Cost: $19.99 per month (free 7 day trial)
- Being that Photoshop is another industry standard for design, it comes with all the perks listed above for Illustrator.
- Has the power to handle any and all raster (pixel-based) tasks you throw at it. This includes but is certainly not limited to creating the appearance of shiny metal, shadows or embossing.
- Fits right into the Adobe Creative Suite workflow.
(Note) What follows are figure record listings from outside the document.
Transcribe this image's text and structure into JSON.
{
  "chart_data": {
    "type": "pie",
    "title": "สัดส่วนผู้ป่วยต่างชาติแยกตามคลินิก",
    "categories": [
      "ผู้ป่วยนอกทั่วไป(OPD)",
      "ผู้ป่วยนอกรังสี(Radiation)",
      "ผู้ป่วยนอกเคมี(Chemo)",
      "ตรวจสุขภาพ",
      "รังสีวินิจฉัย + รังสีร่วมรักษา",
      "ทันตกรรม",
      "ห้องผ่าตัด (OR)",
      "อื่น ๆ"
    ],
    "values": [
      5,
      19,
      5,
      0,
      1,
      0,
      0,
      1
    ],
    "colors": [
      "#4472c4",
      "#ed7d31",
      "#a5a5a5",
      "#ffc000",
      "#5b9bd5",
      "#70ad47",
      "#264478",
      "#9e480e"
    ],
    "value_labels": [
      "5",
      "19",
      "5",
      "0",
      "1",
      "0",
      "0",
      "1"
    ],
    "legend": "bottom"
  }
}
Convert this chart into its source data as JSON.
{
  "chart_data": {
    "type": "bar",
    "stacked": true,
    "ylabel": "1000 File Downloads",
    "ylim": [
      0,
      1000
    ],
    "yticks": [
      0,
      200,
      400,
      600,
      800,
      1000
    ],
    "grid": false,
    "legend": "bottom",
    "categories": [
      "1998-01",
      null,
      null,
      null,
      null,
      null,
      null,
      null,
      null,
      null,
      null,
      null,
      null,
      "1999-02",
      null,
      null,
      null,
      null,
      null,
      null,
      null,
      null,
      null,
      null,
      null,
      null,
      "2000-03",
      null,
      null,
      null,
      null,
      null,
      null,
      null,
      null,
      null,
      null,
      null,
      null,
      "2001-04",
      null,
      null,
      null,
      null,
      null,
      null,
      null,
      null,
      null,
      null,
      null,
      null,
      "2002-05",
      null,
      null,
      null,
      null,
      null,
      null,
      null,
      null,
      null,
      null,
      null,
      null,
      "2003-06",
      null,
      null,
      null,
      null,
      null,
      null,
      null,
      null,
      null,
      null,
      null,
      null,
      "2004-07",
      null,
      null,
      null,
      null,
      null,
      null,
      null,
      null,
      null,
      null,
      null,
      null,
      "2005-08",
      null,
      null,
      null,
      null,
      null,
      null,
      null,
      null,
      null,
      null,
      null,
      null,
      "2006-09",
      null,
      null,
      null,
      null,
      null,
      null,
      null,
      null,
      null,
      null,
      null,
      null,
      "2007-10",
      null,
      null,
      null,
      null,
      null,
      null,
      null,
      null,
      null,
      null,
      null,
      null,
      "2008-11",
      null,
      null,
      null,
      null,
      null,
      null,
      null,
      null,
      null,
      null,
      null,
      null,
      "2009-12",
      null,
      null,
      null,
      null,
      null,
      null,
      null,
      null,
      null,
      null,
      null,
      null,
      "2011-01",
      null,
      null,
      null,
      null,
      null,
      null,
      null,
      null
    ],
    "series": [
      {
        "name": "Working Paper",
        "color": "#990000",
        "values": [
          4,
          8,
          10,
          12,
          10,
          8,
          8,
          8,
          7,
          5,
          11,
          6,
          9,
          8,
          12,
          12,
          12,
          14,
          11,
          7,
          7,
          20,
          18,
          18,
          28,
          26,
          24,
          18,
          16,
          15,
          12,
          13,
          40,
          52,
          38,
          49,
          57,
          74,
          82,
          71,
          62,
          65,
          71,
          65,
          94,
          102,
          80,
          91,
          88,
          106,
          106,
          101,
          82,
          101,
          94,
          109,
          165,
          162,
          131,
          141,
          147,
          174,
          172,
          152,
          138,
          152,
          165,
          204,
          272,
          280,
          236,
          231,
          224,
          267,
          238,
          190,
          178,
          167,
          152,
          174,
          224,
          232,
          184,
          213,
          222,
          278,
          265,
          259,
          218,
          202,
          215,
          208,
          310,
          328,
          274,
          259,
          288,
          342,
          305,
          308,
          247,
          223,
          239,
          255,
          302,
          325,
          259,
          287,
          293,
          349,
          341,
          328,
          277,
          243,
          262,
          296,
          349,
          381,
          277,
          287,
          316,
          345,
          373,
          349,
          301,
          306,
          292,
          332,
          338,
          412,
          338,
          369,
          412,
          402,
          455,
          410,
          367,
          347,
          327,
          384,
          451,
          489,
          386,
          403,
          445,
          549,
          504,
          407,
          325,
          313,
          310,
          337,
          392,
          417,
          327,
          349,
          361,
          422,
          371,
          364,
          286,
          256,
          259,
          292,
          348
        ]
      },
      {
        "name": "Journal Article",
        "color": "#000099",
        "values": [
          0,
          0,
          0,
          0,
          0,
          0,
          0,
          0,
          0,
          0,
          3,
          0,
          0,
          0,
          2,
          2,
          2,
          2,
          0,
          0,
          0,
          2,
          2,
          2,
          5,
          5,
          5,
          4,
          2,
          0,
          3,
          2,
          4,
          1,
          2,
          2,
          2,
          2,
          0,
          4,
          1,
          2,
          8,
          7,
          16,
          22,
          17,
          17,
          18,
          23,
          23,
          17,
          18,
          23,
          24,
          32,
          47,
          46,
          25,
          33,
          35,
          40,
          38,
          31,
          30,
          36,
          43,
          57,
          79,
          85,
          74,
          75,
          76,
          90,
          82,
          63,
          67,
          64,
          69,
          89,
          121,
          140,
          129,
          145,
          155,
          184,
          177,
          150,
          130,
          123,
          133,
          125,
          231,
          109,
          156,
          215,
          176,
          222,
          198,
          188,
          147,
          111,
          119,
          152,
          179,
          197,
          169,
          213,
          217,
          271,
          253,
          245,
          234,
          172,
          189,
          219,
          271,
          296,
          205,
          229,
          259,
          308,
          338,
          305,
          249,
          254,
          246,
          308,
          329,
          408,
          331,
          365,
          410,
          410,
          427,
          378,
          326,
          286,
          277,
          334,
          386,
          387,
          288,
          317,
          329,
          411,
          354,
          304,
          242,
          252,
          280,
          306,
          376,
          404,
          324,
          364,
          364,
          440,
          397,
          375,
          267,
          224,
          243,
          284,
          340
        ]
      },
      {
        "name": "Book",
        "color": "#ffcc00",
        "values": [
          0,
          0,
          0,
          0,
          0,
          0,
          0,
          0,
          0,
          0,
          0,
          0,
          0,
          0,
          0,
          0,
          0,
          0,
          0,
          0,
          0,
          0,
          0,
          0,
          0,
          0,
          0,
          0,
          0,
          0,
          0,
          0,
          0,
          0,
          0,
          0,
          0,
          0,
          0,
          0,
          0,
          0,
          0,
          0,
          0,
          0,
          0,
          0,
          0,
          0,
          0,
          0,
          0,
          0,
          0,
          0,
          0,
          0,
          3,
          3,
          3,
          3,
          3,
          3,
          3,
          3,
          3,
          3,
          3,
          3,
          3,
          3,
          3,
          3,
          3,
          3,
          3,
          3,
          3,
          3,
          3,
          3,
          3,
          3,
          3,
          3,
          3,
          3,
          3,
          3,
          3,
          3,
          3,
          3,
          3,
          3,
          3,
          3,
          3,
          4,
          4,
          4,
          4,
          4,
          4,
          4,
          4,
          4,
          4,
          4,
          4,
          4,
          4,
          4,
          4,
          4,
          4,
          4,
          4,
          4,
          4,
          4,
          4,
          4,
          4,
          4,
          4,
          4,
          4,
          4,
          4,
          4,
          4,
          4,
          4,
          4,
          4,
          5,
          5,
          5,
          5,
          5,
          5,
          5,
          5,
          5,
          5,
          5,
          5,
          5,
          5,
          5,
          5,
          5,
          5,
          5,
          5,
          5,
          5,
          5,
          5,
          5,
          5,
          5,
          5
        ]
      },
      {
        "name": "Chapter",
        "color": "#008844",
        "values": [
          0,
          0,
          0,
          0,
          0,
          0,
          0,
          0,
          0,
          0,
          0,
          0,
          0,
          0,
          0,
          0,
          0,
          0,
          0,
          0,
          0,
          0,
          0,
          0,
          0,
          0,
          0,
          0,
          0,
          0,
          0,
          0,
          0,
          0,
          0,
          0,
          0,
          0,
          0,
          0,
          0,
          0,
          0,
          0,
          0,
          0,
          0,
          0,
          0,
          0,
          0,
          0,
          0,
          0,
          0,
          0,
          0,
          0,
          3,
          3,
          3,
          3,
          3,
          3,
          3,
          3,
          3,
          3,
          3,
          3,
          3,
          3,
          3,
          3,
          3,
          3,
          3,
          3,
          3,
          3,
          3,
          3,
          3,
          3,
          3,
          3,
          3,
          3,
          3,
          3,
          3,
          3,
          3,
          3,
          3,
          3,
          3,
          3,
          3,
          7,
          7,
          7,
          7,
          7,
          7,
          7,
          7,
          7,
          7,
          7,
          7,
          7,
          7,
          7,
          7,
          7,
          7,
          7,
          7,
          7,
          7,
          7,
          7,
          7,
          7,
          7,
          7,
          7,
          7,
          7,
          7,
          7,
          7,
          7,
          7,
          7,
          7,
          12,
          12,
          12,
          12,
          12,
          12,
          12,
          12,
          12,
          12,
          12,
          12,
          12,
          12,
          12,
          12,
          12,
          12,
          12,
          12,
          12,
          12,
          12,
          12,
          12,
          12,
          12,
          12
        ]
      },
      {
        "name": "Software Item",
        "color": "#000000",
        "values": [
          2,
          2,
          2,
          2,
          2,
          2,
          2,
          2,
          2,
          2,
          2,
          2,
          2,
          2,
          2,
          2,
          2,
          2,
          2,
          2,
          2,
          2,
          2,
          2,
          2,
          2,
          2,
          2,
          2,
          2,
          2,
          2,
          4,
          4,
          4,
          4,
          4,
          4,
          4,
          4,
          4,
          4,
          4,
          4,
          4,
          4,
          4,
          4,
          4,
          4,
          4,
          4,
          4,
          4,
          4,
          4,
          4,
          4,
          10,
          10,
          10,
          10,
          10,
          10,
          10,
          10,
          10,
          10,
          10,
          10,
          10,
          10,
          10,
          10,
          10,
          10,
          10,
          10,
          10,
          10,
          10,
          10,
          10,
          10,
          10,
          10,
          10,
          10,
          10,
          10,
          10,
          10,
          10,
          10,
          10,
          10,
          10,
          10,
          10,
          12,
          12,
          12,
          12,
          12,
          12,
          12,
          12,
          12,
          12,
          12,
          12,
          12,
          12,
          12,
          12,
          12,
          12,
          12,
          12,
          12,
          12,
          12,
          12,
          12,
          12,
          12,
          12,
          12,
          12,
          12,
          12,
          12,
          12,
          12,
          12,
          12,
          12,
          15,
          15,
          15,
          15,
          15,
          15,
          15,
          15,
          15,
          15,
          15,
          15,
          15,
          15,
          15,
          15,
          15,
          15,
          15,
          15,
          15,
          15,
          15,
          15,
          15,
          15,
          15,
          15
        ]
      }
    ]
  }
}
This means you can import Photoshop information to Illustrator and vice-versa.
- While Photoshop has vector editing tools, they are not nearly as robust as with Illustrator (don’t plan on using Photoshop as a dedicated vector program).
- Monthly subscription costs and the necessity for another dedicated vector program might be a turnoff for some.
Who should use this: When it comes to logo design, the main reason for you to use Photoshop is if you are a professional designer looking to add raster effects to a logo.
Apple Motion is a time-based program with vector capability that can bring your logo into the realm of video. In other words you can incorporate your logo on Youtube or other video based platforms.
- Apple Motion is the only program on this list that has the capability of creating video animations of logos (Photoshop can create animated GIFs, however this is different from a true video).
- Motion is perfect for implementing your logo into Youtube intros, commercials or otherwise
- It has full vector capability, meaning you can import vector art from any other vector capable program (Illustrator, Corel Draw etc.)
- Has a groupable layer panel (similar to Adobe products), which is handy when animating logo elements independently, for example when animating an abstract shape flying in behind a slowly rotating text logo.
- Adobe Motion uses keyframes (which is a standard in video software). These essentially allow you to mark points from which a given parameter will transition between.
- Every single parameter in the inspector window can be animated with keyframes!
- A lot of fun can be had right off the bat (It didn’t take us long to get some vector shapes and text to move around the screen).
- Using this software with full artistic control requires patients and practice (don’t expect your videos to look professional right away).
- Expect to spend at least several evenings watching Youtube tutorials or reading how-to articles
- Mac only!
Who should use this: Apple Motion is geared towards professionals or small business owners looking to implement a logo into video applications, and who have spare time to learn the ins and outs of a new design program type.
There are tons of logo design software options out there, and they each have a different purpose. Hopefully this guide helps you find the right one for you!